Bankrupt by Beanies Is a short documentary you might find interesting.
posted by The Deej at 8:37 AM on October 4, 2013 [1 favorite]

You might want to look at the Wade figurines put out by Red Rose Tea. They sell them around here (US, New England) at flea markets in buckets for something like $1-$2. I sometimes pick them up just because I think they are cute, but I did pay $8 for Little Bo Peep and $5 for a giraffe.

According to the Red Rose Tea site, they heard about a Canadian collection being sold for $100,000, but don't give any details (scroll down to bottom, and there is also a book listed at the bottom, The World of Wade).

You can buy new sets after they've stopped issuing them in tea boxes, but they aren't worth much on Ebay. However, older figurines are a bit higher. For instance, a Queen of Hearts Nursery Rhymes figurine is $16.99 for buy it now. Not exactly vacation-level money, but more than 99 cents at which others are listed.
posted by Marie Mon Dieu at 8:55 AM on October 4, 2013

A story - my uncle is a rare coin dealer. And he estimates that 9 out of 10 calls he gets to examine "rare coin" collections before estate sales and the like are not even worth the time he spends on the phone asking questions about the collection. He has the conversation down to a science and can generally understand what is in the collection after just a few questions with the caller. I only remember one of the questions he asked, which was along the lines "are any of the coins purchased from infomercials or ads in Parade magazine?" Unsurprisingly (this being old-folks land down in Florida) the answer is most often "well, of course."

However, if someone says they have a big glass water cooler bottle of pennies, he'll drive halfway across the State to snap it up. He buys the bottle of pennies by the pound and sorts out the valuable pennies - there is real value in rare pennies, much more than what he pays for the bottle. He sorts the good from the bad during Tampa Bay Buccaneer football games, often cajoling my father to help him with promises of rare and valuable pennies. It is actually much less hokey than it sounds and there have been some real surprises over the years.
posted by lstanley at 9:18 AM on October 4, 2013 [5 favorites]

Here is a great Susan Orlean article from the New Yorker about Thomas Kinkade.
posted by rustcellar at 10:00 AM on October 4, 2013 [2 favorites]

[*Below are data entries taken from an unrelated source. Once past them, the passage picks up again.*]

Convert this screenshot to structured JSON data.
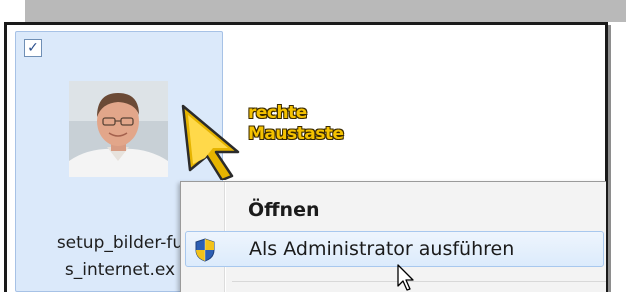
{
  "file": {
    "checkbox_mark": "✓",
    "name_line1": "setup_bilder-fu",
    "name_line2": "s_internet.ex"
  },
  "callout": {
    "line1": "rechte",
    "line2": "Maustaste",
    "color": "#f5c200"
  },
  "context_menu": {
    "items": [
      {
        "label": "Öffnen",
        "icon": ""
      },
      {
        "label": "Als Administrator ausführen",
        "icon": "uac-shield-icon",
        "highlighted": true
      }
    ]
  },
  "colors": {
    "selection_bg": "#dbe9fa",
    "menu_bg": "#f3f3f3",
    "hover_border": "#a8c8ee"
  }
}
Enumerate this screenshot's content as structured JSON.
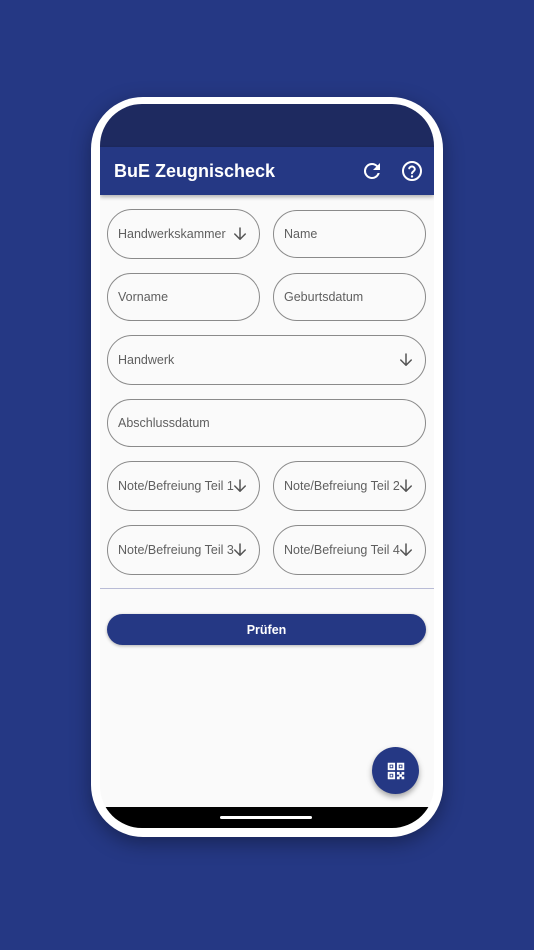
{
  "app_bar": {
    "title": "BuE Zeugnischeck",
    "refresh_icon": "refresh-icon",
    "help_icon": "help-circle-icon"
  },
  "form": {
    "handwerkskammer": "Handwerkskammer",
    "name": "Name",
    "vorname": "Vorname",
    "geburtsdatum": "Geburtsdatum",
    "handwerk": "Handwerk",
    "abschlussdatum": "Abschlussdatum",
    "note_teil_1": "Note/Befreiung Teil 1",
    "note_teil_2": "Note/Befreiung Teil 2",
    "note_teil_3": "Note/Befreiung Teil 3",
    "note_teil_4": "Note/Befreiung Teil 4"
  },
  "submit_label": "Prüfen",
  "fab_icon": "qr-code-scan-icon",
  "colors": {
    "background": "#253884",
    "primary": "#253884",
    "status_bar": "#1e2a60",
    "surface": "#fafafa"
  }
}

@pete 22 (Felix Salmon has written some very good stuff about how the art market actually functions.)

Anything specific you can point to? This sounds interesting.
posted by FauxScot at 12:26 PM on October 4, 2013

Here's an article from 1991 about someone suing the Bradford Exchange for false promises about their collectible plates going up in value. Some interesting stuff about the company at the bottom:

Among the brightest of those golden eggs, according to Bradford Exchange advertisements, were three plates with Rockwell images issued in the late 1970s: "The Toy Maker," "The Cobbler" and "The Lighthouse Keeper's Daughter."

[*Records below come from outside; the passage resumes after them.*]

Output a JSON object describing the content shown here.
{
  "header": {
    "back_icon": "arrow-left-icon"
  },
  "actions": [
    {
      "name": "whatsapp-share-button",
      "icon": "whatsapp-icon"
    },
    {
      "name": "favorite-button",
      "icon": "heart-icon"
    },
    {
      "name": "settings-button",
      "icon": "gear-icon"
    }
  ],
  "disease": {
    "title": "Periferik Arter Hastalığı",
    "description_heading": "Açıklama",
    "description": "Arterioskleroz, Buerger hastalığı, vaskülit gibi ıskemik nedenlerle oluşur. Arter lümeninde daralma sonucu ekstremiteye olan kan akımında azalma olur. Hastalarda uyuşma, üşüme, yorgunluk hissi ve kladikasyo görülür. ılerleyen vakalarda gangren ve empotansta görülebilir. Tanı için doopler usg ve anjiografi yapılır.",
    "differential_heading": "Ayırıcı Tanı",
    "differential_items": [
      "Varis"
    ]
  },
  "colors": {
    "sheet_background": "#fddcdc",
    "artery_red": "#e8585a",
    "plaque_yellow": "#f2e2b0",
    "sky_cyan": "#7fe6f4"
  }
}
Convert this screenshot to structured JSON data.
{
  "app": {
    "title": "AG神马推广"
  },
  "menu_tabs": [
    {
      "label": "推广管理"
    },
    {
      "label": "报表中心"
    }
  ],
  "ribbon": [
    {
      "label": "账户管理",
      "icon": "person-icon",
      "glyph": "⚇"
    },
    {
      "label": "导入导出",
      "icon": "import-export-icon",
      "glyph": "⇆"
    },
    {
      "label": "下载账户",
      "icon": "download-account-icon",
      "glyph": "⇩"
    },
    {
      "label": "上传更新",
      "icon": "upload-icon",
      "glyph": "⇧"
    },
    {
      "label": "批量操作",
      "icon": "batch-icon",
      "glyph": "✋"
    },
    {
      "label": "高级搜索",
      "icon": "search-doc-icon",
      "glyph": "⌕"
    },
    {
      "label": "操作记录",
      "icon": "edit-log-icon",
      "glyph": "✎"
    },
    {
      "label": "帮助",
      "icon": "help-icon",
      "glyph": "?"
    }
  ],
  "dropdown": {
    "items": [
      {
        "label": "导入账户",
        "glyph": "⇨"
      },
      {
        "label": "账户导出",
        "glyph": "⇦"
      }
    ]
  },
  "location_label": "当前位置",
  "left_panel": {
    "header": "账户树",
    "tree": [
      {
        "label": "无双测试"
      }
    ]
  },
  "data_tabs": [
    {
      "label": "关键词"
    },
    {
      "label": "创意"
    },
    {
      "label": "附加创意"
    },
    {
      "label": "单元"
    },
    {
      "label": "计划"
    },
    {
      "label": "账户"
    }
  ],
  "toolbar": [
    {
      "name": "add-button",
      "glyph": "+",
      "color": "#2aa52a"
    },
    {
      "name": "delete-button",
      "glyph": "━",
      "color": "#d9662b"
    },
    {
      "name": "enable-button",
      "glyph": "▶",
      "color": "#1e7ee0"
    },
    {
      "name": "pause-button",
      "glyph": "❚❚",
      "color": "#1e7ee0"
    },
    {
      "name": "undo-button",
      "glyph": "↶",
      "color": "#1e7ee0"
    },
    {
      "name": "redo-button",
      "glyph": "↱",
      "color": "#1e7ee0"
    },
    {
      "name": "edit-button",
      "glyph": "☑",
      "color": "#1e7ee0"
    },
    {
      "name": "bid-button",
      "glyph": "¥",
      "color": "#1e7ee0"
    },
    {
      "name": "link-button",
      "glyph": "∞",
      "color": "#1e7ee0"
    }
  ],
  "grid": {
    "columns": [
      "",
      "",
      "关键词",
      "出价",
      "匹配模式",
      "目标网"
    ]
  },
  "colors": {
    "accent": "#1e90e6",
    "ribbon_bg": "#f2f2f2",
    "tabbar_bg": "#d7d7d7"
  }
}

At their peak, those plates - all issued for less than $20 - sold for $282, $200 and $210, respectively.

But at the end of 1990, the plates had dropped far below those highs and were selling for $100, $85 and $35.

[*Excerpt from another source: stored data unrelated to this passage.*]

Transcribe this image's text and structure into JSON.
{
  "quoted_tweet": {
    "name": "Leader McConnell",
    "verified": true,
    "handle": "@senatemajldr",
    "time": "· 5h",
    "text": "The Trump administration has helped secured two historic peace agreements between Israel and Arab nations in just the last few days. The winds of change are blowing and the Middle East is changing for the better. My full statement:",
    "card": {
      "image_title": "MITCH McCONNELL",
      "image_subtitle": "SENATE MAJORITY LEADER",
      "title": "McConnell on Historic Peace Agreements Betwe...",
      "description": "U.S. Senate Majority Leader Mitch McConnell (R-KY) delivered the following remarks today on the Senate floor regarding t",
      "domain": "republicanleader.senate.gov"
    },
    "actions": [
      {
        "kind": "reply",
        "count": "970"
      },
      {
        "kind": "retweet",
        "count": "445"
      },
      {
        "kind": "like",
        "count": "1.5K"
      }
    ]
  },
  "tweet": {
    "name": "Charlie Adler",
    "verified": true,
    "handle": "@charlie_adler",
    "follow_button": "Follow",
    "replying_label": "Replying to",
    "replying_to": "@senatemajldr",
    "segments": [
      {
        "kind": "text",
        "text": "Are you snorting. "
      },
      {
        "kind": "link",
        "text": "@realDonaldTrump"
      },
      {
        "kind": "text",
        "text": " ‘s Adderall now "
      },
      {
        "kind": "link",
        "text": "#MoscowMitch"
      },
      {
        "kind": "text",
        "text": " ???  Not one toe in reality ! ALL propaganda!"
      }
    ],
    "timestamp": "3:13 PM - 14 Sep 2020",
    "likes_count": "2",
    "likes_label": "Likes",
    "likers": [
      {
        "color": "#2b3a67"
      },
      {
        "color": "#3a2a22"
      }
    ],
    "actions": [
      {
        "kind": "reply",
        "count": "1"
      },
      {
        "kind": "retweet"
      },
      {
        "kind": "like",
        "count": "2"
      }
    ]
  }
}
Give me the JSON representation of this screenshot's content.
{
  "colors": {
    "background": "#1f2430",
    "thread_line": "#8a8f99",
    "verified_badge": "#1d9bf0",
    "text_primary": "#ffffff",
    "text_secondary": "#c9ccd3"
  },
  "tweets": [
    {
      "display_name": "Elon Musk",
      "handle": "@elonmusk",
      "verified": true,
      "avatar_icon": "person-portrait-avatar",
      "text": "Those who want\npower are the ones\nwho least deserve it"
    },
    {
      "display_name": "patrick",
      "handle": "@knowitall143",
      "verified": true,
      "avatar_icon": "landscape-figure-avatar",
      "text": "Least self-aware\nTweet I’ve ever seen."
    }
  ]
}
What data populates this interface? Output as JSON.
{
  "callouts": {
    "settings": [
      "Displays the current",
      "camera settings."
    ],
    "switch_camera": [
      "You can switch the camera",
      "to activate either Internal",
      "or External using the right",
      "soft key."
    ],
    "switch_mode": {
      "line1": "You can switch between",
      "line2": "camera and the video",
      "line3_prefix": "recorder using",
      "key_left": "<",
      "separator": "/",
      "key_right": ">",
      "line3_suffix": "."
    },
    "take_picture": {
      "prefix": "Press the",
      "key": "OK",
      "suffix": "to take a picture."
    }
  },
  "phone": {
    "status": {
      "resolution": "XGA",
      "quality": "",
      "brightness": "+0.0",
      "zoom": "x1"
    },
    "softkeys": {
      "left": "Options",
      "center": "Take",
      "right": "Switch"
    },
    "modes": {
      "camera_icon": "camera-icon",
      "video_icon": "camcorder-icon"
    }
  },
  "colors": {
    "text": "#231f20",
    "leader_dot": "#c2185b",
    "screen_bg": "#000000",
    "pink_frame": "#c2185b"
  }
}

Now, for instance, "The Lighthouse Keeper's Daughter" is listed for $7.99 on Ebay.

Another article, from Kovel's, about what not to collect anymore, including Norman Rockwell plates.

Bradford Exchange is still presumably co-owned by Rick MacArthur, grandson of John D. MacArthur, and Rick's siblings.

We bought a few of these plates back in the late 1980's or early 1990's but didn't expect they would be worth anything, just something to decorate the kitchen. They probably went out in a yard sale or to Goodwill. There are just too many of these things out there to be worth anything. The lawsuit article above lists "limited edition" runs of up to and over 100,000 per run.
posted by Marie Mon Dieu at 4:50 PM on October 4, 2013 [1 favorite]

@pete 22 (Felix Salmon has written some very good stuff about how the art market actually functions.)

Anything specific you can point to? This sounds interesting.

Here's a post from yesterday, right after I wrote that, and a few older ones:

Art, venture capital, and down-round phobia

The contemporary art bubble

Occupy Art

...or just browse all the "art"-tagged posts on his blog

The OP mentioned the book "the $12 Mil Stuff Shark" which I also recommend.